Este año, después de más de treinta años, regresé a Chile. Estuve en 1972: deseaba vivir la experiencia de un régimen social diferente del que existía en mi nativo Estados Unidos.
La coalición de Salvador Allende, formada por socialistas, comunistas, cristianos e independientes de Izquierda, la Unidad Popular, había obtenido un triunfo electoral sobre las fuerzas divididas de los partidos conservadores y reaccionarios e iniciaba uno de los más importantes episodios de la moderna historia socio-política. Para algunos, la presidencia de Allende llevó a Chile al borde de la dominación totalitaria marxista. Para otros, incluyéndome, fue el único tiempo en que floreció la esperanza de que la igualdad social y económica y la justicia podían ser alcanzadas por medios democráticos.

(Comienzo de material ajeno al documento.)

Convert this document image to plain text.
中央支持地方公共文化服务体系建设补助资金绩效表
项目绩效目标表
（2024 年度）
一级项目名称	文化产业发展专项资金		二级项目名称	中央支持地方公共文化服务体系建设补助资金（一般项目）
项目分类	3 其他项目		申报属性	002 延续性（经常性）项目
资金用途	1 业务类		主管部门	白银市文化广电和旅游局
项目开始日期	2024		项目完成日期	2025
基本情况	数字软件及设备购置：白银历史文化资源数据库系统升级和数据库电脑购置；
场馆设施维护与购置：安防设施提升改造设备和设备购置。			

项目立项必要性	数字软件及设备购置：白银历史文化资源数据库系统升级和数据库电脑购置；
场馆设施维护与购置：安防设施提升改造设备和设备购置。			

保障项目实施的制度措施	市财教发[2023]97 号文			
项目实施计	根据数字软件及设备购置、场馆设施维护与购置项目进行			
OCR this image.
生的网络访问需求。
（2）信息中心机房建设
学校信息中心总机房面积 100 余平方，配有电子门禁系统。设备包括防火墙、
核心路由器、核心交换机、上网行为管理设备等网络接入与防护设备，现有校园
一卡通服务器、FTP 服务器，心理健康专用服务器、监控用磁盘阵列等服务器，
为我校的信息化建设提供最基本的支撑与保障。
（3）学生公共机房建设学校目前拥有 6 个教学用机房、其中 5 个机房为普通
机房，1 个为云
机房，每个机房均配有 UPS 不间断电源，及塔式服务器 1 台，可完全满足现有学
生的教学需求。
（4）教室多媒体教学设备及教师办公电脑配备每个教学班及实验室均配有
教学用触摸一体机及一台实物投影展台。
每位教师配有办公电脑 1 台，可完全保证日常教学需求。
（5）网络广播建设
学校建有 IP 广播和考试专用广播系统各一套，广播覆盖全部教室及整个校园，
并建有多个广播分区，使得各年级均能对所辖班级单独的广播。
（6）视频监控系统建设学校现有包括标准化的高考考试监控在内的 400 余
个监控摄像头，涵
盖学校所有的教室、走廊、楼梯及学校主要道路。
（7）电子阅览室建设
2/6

En la visita de este año, vi a Chile como es hoy: un país pacífico, democrático y próspero -al menos para los sectores privilegiados-. Las aspiraciones revolucionarias de los años de Allende que encendieron la imaginación y el fervor de tantos, mientras horrorizaban y enfurecían a otros, han sido borradas por los signos de una moderna y en apariencia floreciente economía capitalista: un limpio y eficiente sistema de ferrocarril subterráneo, paseos peatonales bordeados de tiendas en el corazón de la ciudad; rascacielos de oficinas y hoteles de acero y vidrio, calles y calles de casas lujosas recién construidas en comunidades cerradas. En los enormes malls llenos de todo tipo de productos de consumo, es fácil imaginar que uno está en el corazón de alguna megalópolis norteamericana o europea. El palacio presidencial, La Moneda, luce como cuando Allende era presidente. Los grandes boquetes abiertos por el traicionero bombardeo de los aviones de la Fuerza Aérea hace tiempo que fueron tapados y el edificio reconstruido.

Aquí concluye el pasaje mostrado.